For those who have not seen it, it’s no spoiler to reveal that Ransome didn’t bother to include much of a plot in the story: stuff just happens, the kids muck about outside (in a good old fashioned unsupervised way, where they are allowed to sail across lakes at night, speak with total strangers in the woods, let off fireworks with impunity, and come through all manner of eyebrow-raising activities miraculously unscathed), and then everyone goes home for tea. Imagine C.S. Lewis’s The Lion, the Witch and the Wardrobe if the kids never discovered Narnia and instead played in the garden. That’s Swallows and Amazons.

However, that being said, the musical expertise of the company is outstanding. Alex Wingfield (John, Captain of the Swallow), moves swiftly between actor, clarinet player, and saxophonist, portraying John as the playful sensible one. While Anne-Marie Piazza (Nancy, Captain of the Amazon) is much loud and brash, with a wonderful singing voice to match! While Laura Soper (Susan, First Mate of the Swallows) adds a gentler touch and sings with a purer angelic tone. The musical skill is to be not only enjoyed, but admired also.

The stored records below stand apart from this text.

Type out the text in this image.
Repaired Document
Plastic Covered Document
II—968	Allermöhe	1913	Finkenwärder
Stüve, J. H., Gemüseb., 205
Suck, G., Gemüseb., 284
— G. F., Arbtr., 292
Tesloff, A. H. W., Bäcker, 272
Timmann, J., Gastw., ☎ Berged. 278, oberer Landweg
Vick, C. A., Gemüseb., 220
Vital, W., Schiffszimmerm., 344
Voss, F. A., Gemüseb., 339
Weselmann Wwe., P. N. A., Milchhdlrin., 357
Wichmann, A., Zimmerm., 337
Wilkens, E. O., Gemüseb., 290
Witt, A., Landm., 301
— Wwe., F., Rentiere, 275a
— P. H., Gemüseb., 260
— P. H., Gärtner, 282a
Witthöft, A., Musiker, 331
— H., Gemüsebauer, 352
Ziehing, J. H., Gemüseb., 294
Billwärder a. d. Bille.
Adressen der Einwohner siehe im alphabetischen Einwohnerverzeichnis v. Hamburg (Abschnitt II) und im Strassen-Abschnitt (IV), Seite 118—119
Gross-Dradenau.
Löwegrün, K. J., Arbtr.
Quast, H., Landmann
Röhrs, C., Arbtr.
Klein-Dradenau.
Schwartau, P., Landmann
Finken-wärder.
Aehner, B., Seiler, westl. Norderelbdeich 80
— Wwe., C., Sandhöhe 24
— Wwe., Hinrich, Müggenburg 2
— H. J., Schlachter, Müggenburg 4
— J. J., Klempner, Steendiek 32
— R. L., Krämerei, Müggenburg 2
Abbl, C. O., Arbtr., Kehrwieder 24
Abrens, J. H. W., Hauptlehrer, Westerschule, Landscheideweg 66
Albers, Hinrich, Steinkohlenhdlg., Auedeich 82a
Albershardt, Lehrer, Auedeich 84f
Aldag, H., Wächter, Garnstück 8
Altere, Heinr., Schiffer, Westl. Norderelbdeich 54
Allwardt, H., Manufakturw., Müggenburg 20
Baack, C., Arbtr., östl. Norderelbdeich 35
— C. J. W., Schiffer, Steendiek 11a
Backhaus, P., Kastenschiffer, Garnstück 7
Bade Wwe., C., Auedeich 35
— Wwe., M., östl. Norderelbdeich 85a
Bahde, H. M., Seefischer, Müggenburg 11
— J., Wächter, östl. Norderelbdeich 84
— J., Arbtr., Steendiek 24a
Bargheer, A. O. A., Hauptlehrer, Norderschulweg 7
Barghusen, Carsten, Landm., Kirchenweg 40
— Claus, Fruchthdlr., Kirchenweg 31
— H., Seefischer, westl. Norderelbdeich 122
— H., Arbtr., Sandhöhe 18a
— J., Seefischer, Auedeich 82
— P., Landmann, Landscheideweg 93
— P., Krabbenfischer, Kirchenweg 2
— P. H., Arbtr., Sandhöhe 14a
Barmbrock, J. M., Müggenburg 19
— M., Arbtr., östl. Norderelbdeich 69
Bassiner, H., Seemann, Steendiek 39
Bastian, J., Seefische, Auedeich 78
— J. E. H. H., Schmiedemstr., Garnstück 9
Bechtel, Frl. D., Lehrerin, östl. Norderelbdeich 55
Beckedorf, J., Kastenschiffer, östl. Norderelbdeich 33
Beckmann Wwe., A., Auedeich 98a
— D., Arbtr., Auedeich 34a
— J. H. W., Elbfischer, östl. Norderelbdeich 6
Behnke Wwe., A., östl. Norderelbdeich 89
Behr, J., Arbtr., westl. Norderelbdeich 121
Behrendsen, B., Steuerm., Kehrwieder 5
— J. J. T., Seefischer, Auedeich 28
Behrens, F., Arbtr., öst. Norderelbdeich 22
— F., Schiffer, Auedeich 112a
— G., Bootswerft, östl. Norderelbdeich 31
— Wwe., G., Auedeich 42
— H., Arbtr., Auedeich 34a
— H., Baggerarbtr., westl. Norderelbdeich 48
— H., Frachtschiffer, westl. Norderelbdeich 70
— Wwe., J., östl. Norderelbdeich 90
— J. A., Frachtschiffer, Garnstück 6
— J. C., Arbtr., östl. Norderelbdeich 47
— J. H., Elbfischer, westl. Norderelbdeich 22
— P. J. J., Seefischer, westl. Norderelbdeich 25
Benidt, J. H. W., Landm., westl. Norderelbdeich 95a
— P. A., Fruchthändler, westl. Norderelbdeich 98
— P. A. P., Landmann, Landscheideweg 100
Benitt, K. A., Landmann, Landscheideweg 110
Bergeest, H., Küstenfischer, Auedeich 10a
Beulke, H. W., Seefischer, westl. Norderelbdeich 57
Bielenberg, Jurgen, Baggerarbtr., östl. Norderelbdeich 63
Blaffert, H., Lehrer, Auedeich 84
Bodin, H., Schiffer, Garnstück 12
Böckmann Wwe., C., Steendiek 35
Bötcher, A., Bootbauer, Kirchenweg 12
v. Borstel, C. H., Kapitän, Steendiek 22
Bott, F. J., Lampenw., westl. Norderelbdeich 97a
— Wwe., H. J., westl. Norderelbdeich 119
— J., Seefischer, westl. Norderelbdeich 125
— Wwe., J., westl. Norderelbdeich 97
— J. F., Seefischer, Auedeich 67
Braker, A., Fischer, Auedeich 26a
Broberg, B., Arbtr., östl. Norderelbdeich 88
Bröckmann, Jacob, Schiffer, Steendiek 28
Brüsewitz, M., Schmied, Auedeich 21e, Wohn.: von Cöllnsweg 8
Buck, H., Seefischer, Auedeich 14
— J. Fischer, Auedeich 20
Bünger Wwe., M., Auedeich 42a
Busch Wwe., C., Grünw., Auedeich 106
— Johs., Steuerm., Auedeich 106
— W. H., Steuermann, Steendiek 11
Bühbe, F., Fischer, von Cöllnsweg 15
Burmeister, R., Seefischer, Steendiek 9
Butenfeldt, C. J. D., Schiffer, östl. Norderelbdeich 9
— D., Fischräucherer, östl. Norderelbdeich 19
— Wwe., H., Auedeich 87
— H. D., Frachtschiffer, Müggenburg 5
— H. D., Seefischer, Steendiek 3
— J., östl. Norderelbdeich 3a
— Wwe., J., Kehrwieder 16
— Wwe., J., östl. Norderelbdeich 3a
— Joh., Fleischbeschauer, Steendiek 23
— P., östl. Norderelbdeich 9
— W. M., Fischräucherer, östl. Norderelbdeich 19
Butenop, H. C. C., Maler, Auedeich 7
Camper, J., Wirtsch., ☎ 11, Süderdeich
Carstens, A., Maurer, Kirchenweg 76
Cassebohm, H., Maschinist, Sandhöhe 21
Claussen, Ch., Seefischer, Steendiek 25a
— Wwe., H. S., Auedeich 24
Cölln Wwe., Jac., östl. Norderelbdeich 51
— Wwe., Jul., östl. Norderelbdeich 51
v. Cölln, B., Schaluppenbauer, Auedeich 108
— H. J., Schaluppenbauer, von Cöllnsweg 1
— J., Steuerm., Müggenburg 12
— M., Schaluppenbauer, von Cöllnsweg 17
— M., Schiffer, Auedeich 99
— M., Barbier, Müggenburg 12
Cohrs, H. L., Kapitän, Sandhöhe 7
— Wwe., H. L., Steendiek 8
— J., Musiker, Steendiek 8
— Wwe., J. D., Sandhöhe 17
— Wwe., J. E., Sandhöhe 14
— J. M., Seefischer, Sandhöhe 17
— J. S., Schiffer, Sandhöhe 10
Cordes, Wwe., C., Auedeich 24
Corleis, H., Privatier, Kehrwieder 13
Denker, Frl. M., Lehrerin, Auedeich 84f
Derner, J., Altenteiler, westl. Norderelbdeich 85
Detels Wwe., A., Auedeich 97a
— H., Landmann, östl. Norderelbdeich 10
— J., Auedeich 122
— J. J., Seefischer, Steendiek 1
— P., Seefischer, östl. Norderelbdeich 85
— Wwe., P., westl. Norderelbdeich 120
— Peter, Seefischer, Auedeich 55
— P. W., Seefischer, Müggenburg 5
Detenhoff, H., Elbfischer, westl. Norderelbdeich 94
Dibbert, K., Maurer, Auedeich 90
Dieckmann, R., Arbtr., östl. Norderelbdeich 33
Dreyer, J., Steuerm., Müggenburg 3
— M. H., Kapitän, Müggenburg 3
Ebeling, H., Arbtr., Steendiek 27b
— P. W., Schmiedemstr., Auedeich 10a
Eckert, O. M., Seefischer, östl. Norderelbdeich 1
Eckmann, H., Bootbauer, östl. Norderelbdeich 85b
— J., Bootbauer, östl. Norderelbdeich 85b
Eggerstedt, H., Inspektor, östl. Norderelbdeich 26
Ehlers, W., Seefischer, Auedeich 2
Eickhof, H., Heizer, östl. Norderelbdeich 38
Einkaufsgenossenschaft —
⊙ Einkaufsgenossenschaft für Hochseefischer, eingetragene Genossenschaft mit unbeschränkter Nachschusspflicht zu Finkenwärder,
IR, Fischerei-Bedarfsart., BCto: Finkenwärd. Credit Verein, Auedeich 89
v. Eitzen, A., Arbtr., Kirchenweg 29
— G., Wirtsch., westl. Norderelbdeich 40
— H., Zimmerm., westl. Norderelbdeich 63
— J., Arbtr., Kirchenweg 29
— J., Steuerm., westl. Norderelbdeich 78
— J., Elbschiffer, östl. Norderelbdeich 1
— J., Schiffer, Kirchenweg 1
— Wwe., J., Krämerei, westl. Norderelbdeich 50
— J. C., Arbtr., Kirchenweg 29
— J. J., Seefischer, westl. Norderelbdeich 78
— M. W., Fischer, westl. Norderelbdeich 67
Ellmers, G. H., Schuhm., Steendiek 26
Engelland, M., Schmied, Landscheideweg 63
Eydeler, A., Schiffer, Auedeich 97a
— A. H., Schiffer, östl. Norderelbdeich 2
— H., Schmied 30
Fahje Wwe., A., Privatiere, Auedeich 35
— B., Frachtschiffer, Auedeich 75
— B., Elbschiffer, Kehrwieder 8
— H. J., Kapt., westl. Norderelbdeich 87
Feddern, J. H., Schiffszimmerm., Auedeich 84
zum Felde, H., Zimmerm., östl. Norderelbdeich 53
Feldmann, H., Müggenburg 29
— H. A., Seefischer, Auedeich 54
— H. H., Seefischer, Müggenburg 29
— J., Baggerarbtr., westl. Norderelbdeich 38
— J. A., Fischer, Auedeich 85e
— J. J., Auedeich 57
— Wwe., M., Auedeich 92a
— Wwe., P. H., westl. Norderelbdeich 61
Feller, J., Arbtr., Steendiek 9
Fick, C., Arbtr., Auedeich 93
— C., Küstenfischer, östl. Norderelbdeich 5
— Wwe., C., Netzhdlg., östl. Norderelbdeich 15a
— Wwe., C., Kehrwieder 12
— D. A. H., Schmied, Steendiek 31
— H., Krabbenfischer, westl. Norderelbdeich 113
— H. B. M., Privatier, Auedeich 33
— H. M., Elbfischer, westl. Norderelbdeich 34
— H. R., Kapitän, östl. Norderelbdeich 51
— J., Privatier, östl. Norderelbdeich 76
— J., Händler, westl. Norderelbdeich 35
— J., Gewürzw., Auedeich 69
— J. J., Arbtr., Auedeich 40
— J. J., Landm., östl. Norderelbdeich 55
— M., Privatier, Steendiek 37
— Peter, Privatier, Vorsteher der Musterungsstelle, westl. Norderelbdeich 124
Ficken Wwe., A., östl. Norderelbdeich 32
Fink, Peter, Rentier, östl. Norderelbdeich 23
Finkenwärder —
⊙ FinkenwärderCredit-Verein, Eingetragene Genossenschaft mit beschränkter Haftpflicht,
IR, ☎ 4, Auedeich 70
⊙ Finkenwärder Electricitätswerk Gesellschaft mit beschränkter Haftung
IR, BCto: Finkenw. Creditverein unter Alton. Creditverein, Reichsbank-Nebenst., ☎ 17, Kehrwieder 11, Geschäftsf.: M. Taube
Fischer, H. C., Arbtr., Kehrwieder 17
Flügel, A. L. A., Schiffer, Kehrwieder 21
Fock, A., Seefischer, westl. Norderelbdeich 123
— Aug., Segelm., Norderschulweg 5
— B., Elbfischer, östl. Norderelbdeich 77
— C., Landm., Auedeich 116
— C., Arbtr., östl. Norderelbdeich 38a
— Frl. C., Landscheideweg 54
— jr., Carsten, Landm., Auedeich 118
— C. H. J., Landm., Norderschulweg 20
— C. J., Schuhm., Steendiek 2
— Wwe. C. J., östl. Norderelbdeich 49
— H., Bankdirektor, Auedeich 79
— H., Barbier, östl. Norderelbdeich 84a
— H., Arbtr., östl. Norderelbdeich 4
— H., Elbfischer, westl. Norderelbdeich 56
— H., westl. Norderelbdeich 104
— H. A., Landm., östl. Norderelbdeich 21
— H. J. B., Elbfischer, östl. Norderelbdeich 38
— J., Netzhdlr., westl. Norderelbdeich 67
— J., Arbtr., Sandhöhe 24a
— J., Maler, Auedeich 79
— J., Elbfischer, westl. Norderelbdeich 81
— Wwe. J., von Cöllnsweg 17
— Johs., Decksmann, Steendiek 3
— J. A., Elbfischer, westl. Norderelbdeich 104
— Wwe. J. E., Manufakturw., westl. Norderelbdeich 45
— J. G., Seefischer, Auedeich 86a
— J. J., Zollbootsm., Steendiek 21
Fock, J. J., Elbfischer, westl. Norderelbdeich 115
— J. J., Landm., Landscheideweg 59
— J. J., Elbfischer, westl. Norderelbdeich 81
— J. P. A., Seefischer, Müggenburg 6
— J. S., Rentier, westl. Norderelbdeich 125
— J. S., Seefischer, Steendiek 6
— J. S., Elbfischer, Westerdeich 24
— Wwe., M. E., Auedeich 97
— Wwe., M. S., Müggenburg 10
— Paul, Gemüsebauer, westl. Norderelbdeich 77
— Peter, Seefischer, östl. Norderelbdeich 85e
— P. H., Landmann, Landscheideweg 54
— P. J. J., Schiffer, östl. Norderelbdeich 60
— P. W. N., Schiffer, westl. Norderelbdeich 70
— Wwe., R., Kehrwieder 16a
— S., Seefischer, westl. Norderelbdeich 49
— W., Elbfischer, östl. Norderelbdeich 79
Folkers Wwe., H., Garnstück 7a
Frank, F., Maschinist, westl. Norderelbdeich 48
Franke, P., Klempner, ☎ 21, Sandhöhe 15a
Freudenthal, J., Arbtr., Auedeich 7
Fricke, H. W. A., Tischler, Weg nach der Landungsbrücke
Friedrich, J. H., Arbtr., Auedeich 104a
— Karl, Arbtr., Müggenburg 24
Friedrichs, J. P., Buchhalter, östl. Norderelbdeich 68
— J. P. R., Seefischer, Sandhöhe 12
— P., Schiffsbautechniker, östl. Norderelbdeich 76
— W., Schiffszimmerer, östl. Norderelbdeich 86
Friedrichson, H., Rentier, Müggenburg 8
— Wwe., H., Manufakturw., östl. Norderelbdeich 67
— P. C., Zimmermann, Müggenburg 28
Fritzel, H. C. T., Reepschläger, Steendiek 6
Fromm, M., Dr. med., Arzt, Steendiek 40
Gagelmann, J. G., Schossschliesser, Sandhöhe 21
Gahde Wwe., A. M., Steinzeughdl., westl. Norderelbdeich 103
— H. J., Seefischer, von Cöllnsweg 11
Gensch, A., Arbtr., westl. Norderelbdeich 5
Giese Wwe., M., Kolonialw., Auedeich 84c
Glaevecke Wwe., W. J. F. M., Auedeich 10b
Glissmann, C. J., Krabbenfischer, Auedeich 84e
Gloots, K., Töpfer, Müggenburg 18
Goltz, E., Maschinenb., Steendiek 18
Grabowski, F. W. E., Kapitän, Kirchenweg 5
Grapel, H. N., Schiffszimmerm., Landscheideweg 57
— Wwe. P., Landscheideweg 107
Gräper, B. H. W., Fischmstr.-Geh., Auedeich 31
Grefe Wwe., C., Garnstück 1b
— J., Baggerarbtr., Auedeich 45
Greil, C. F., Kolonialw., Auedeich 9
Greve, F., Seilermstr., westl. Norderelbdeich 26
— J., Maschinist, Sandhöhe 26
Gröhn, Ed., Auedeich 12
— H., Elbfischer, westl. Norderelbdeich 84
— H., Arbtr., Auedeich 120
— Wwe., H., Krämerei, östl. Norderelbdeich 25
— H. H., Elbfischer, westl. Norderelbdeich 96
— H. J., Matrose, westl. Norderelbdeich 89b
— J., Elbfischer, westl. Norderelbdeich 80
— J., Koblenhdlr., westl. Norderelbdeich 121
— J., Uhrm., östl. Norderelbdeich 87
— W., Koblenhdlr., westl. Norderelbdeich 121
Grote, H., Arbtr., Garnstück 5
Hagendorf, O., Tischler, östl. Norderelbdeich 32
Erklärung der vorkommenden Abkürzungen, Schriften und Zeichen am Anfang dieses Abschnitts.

Furthermore, it is the musical instruments which dominate the stage and its design. Rather surprisingly, in all other aspects the set design is somewhat minimal. Whether this is to encourage the audience’s use of imaginative play, I am not sure. However, despite an impressive water feature in the stage, it would have been nice to see more colourful, and nature inspired aspects to the design too, for example, birds could be heard in the auditorium, but no birds, or nesting foliage for them seen. Furthermore, the use of lighting and costume is inventive but it never feels like the stage has been transformed into the various locales described, as it has done with similar productions at this theatre (but, in fairness, how many different ways can you light water and woods?).  

All of this being said, unfortunately Swallows and Amazons charms are probably lost on a younger generation (20-30 years young). The number of audience members over 50 outnumbered those under 25 by a ratio of five to one. It seems like Ransome is most appreciated not by children but by older people reminiscing about their own childhoods, or as they imagine their childhoods could have been, in the days before health and safety and technology and motor vehicles and all kinds of horrible things conspired to puncture the cosy bubble of 1930s suburbia.  

Those young people who did enjoy themselves seemed happiest when the story had evaporated completely, and the characters performed a bit of impromptu singing. The musical aspects are certainly the highpoint of the production, and it’s no surprise that the songs were composed by The Divine Comedy’s Neil Hannon. The narrative is in many ways simply a peg on which to hang these rather soulful tunes, and to that extent it works fairly well. Indeed, it was for this reason that the production managed to be an enjoyable experience and might have broader appeal.

In sum, Swallows and Amazons is exactly what it says on the tin. If you know the story, then you will know if you like it or not. If you’re new to the material and want to give it a chance, then there’s much going on here that might spark you interest. Or you may wonder what all the fuss was about.